Des « rebelles » ont trouvé, en plein désert, des entrepôts contenant des fûts emplis de yellocake. Ils ont pris des photos. Les entrepôts ne sont pas gardés. Tout le joli monde évoqué plus haut peut venir se servir. On ne peut pas faire une arme atomique avec du yellocake, mais c’est une substance hautement radioactive qui permet de faire des bombes sales. Il serait étonnant que des bombes sales ne soient pas fabriquées. Serviront-elles ?
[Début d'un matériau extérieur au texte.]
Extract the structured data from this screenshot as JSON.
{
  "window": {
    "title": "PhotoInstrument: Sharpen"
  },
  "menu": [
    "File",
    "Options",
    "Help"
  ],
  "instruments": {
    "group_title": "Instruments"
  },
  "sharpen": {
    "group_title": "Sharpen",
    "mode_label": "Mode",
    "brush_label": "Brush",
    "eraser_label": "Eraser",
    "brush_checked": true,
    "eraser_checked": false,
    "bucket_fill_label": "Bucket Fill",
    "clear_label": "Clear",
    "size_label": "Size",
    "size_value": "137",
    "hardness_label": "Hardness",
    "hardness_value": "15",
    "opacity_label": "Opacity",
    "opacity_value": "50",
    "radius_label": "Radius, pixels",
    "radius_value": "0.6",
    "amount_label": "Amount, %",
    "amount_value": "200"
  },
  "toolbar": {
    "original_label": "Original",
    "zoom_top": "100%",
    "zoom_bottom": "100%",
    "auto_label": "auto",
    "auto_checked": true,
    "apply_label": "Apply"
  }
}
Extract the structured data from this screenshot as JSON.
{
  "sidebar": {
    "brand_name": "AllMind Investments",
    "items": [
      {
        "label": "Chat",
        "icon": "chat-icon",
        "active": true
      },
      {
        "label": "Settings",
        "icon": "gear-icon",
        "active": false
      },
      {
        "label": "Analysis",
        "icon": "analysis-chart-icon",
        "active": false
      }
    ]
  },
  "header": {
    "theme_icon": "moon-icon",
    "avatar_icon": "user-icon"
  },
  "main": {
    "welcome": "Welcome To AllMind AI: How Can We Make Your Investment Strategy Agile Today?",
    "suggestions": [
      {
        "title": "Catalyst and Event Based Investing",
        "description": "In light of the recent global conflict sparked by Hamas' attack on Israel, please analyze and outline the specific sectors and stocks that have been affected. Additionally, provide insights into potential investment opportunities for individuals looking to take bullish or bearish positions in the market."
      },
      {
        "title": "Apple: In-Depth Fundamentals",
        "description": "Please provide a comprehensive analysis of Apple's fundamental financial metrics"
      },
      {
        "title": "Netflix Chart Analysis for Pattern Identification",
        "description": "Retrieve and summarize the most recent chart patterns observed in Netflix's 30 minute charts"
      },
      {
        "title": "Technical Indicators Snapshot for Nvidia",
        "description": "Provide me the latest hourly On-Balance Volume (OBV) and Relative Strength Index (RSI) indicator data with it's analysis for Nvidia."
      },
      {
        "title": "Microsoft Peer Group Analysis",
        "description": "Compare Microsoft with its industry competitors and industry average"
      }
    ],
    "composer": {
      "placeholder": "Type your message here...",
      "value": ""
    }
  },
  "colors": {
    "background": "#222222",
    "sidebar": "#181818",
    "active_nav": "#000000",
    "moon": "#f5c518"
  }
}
Outre l’installation au pouvoir d’islamistes, l’équipée libyenne de Sarkozy, Cameron et Levy aura donc permis de renforcer les moyens militaires dont disposent al Qaida, al Qaida au Maghreb islamique, le Hamas, et d’autres groupes islamiques subsahariens. Elle aura fait courir le risque de déstabilisation au Niger, au Tchad et, si l’on en croit l’armée britannique, en Algérie. Elle aura renforcé la déstabilisation du Yemen, fait courir des risques accrus à Israël et rendu dangereux le survol de l’Afrique du Nord. Elle aura permis la dissémination de matériaux radioactifs et sans doute d’armes chimiques.
Et tout cela a été fait au nom de la « protection des civils », vous dira-t-on. On parle d’au moins vingt mille morts. Des civils qui n’ont pas réussi à se protéger à temps. Quel souffle de liberté, en effet.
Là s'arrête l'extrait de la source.